Sylvester Stallone Considered Boycotting The Oscars, But 'Creed' Director Ryan Coogler Changed His Mind
What should you do when you're nominated for an Oscar but you're also upset about the way the Oscars have completely ignored incredible performances by minority actors for the second year in a row? This is a question that Spotlight 's Mark Ruffalo grappled with a few weeks ago — and it's one his fellow Best Supporting Actor nominee Sylvester Stallone posed to himself as well, apparently. The 69-year-old icon earned his third Oscar nomination (after starring in and writing Rocky) this year for his portrayal of aging boxer Rocky Balboa in Creed. But despite this honor, Stallone seriously considered boycotting the ceremony, according to Entertainment Weekly.
At this Monday's Oscars luncheon, in which all of the major nominees hobnob with the Academy of Motion Picture Arts and Sciences' board of governors, most of those in attendance avoided controversy — despite the presence of #OscarsSoWhite protestors outside their doors — but Stallone dove in head-first. "I remember I spoke with [Creed director] Ryan Coogler when this happened. I said, 'Ryan how do you want to handle this? Because I really believe you are responsible for me being here,' the actor told the assembled guests. He gave props to his co-star as well: "Michael [B.] Jordan, every time I looked in his eyes as an actor, I said, he was making me better. I think he should’ve been given a lot more respect and attention."
Ultimately, Stallone let the decision of whether or not to attend rest with his director: "I said, 'If you want me to go, I’ll go. If you don’t, I won’t.' He said, 'No, I want you to go.' That’s the kind of guy he is. He wants us to go and represent the film." Stallone also gave credit where credit was due, complimenting the Academy for addressing the issue head-on by implementing changes only days after the nominations were announced. "Certainly, there is a universal law of existence. You either adapt or cease to exist. Adaptation and evolving were definitely necessary."
For Stallone, the controversy is likely felt more keenly than it is for Ruffalo, considering his film is one that was notoriously on the receiving end of the #OscarsSoWhite snubs this year. Stallone, the white supporting actor, was Creed's sole nominee — over its black director, its black writer, and its black star. Likewise, Straight Outta Compton's five white screenwriters earned that film's sole nomination over its black director and black stars. Spotlight and its all-white cast, on the other hand, earned six nominations, including Best Picture and Best Director, and is widely considered a frontrunner to win the top prize this year.
Of course, it's probably for the best that Stallone ultimately decided to attend the ceremony, given that he's far and away the favorite in the Best Supporting Actor category.

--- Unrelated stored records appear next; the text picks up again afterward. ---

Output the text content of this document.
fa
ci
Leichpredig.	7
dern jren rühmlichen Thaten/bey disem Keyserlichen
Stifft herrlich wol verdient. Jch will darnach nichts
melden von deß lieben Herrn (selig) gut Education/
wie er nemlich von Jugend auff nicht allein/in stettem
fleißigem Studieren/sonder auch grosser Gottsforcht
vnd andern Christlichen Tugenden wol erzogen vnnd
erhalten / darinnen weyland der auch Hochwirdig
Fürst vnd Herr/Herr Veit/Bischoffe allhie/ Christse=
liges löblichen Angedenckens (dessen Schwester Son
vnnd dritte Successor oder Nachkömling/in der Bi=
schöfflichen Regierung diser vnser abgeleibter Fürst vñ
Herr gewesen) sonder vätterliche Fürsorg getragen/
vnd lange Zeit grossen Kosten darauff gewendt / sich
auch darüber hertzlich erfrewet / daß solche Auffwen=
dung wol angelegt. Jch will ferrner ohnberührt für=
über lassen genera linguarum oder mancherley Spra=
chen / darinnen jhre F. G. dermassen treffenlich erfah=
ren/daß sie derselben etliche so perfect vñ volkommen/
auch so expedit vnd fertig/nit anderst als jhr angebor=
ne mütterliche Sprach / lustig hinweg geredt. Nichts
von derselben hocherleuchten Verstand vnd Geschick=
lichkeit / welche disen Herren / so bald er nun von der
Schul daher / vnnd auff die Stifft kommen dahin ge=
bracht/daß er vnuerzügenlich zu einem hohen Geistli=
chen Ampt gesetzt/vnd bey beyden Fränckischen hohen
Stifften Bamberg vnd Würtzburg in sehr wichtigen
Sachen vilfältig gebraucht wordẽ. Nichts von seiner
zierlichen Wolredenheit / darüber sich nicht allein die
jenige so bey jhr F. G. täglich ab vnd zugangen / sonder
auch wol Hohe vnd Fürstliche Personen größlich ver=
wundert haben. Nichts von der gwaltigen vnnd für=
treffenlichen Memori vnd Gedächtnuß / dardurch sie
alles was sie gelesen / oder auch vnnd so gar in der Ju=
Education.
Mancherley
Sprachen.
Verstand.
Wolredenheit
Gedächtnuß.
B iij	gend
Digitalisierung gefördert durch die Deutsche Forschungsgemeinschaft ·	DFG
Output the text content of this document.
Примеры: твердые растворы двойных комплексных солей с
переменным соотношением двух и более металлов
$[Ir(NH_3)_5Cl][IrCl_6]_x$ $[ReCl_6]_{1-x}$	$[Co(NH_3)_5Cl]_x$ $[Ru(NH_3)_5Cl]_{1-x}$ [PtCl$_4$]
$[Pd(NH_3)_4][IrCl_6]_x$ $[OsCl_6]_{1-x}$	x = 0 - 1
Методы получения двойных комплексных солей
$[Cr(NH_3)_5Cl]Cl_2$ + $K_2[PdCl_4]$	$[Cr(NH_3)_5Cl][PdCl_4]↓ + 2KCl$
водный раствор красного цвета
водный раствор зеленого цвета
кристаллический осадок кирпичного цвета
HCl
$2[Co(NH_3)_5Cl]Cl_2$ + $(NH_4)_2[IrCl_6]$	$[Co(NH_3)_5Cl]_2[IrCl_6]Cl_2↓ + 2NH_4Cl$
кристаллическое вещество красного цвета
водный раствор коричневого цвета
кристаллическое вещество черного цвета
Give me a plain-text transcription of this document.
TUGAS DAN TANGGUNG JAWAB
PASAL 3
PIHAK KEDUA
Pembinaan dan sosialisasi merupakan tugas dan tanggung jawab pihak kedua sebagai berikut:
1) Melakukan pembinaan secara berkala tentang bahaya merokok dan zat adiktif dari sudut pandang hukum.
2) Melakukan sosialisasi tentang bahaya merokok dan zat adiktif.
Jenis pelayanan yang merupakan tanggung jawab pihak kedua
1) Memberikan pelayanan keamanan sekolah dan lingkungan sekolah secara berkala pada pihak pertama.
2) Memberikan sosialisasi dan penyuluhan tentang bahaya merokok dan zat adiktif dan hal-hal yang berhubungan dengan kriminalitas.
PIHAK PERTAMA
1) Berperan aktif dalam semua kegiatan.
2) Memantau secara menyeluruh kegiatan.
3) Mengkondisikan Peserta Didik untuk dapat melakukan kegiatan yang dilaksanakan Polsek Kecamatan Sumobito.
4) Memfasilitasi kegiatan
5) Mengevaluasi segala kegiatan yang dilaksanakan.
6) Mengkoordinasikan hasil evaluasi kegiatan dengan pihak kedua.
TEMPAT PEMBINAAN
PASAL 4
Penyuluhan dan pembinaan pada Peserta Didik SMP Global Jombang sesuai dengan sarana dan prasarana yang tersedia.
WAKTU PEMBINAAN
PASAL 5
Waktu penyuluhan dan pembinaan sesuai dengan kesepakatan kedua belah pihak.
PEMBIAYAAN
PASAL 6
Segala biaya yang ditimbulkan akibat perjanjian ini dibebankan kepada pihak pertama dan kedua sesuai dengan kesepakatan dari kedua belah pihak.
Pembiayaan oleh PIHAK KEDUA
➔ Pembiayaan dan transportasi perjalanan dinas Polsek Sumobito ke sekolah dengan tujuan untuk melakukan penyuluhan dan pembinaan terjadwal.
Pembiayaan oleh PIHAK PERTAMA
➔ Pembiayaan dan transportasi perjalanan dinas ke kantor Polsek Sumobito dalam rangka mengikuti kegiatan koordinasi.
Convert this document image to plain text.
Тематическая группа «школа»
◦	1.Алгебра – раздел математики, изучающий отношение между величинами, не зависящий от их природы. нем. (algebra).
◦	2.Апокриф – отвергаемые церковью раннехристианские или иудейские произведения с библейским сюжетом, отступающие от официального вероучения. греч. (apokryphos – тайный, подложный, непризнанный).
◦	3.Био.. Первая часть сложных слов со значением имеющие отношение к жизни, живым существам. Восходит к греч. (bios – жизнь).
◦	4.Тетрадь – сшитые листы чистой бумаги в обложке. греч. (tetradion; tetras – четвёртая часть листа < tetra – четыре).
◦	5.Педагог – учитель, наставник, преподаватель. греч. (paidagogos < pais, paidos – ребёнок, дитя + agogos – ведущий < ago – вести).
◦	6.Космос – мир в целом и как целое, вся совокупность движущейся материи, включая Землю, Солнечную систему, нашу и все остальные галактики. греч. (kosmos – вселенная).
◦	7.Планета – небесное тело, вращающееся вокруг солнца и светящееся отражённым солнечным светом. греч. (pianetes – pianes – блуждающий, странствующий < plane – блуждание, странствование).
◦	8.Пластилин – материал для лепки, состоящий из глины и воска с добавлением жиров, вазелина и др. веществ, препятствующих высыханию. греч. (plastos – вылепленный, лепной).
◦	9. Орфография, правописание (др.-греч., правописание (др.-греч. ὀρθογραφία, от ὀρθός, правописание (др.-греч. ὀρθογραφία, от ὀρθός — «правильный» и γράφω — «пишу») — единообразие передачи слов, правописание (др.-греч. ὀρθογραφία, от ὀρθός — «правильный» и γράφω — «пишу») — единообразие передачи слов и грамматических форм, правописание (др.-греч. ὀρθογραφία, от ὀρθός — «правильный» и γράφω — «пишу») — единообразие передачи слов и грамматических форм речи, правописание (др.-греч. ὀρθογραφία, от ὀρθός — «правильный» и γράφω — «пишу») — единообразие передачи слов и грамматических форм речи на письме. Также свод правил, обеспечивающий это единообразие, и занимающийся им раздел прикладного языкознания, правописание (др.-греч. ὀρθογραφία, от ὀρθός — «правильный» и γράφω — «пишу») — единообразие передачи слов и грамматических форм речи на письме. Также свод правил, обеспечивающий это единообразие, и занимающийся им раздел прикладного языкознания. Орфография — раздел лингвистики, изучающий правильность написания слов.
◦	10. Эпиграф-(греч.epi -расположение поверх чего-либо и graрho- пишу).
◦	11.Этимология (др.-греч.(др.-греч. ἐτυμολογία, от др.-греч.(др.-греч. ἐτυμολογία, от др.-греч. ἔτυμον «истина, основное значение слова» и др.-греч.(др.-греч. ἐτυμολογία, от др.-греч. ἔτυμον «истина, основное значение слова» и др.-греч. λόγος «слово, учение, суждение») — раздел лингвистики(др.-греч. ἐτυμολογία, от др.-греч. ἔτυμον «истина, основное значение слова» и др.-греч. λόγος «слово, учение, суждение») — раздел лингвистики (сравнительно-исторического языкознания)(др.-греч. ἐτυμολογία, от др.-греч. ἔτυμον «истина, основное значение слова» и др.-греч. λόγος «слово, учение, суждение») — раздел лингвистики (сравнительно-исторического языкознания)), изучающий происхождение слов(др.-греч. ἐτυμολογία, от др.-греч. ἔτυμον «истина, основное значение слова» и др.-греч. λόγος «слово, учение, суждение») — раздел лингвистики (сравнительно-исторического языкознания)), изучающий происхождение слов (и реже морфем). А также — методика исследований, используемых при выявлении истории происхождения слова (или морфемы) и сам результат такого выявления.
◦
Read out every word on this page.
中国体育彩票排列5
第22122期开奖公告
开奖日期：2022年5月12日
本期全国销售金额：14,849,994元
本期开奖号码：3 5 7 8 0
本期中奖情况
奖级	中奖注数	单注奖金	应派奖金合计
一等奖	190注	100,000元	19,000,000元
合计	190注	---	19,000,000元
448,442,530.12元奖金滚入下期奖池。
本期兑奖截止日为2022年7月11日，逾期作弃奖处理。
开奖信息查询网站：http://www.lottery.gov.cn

It would've been a bit awkward if his name had been called and he hadn't even been there to accept the trophy. However, he wouldn't exactly have been in bad company: other actors who have boycotted the Oscars on years that they won include George C. Scott (Best Actor 1970, Patton) and Marlon Brando (Best Actor 1972, The Godfather). While Brando famously sent Sacheen Littlefeather to refuse the award on his behave, citing grievances against Hollywood's treatment of Native Americans, Scott's boycott was less politically motivated. He complained that the Oscars were nothing more than a "two-hour meat parade, a public display with contrived suspense for economic reasons" and accused the ceremony of being "offensive, barbarous, and innately corrupt."
In his fight for the Oscar, Stallone is facing off against Ruffalo, Christian Bale (The Big Short), Tom Hardy (The Revenant), and Mark Rylance (Bridge Of Spies). Not in their midst? Beasts Of No Nation's Idris Elba, whose snub in this category is pretty much singlehandedly responsible for the whitewashed acting fields. But perhaps Stallone should be thankful that Elba is missing from the lineup: the Beasts star just took home the SAG Award in the same category — the first time in history an actor has won a SAG Award without a corresponding Oscar nomination. (Elba actually took home two trophies that night, including a Best Actor in a TV Movie/Miniseries for Luther.) If the Oscars hadn't snubbed Elba, then Stallone might be facing some fierce competition right about now.
The 88th annual Academy Awards will take place on Sunday, Feb. 28. Tune in to the ceremony on ABC to find out who shows up, who boycotts — and whether or not Stallone will finally win an Oscar.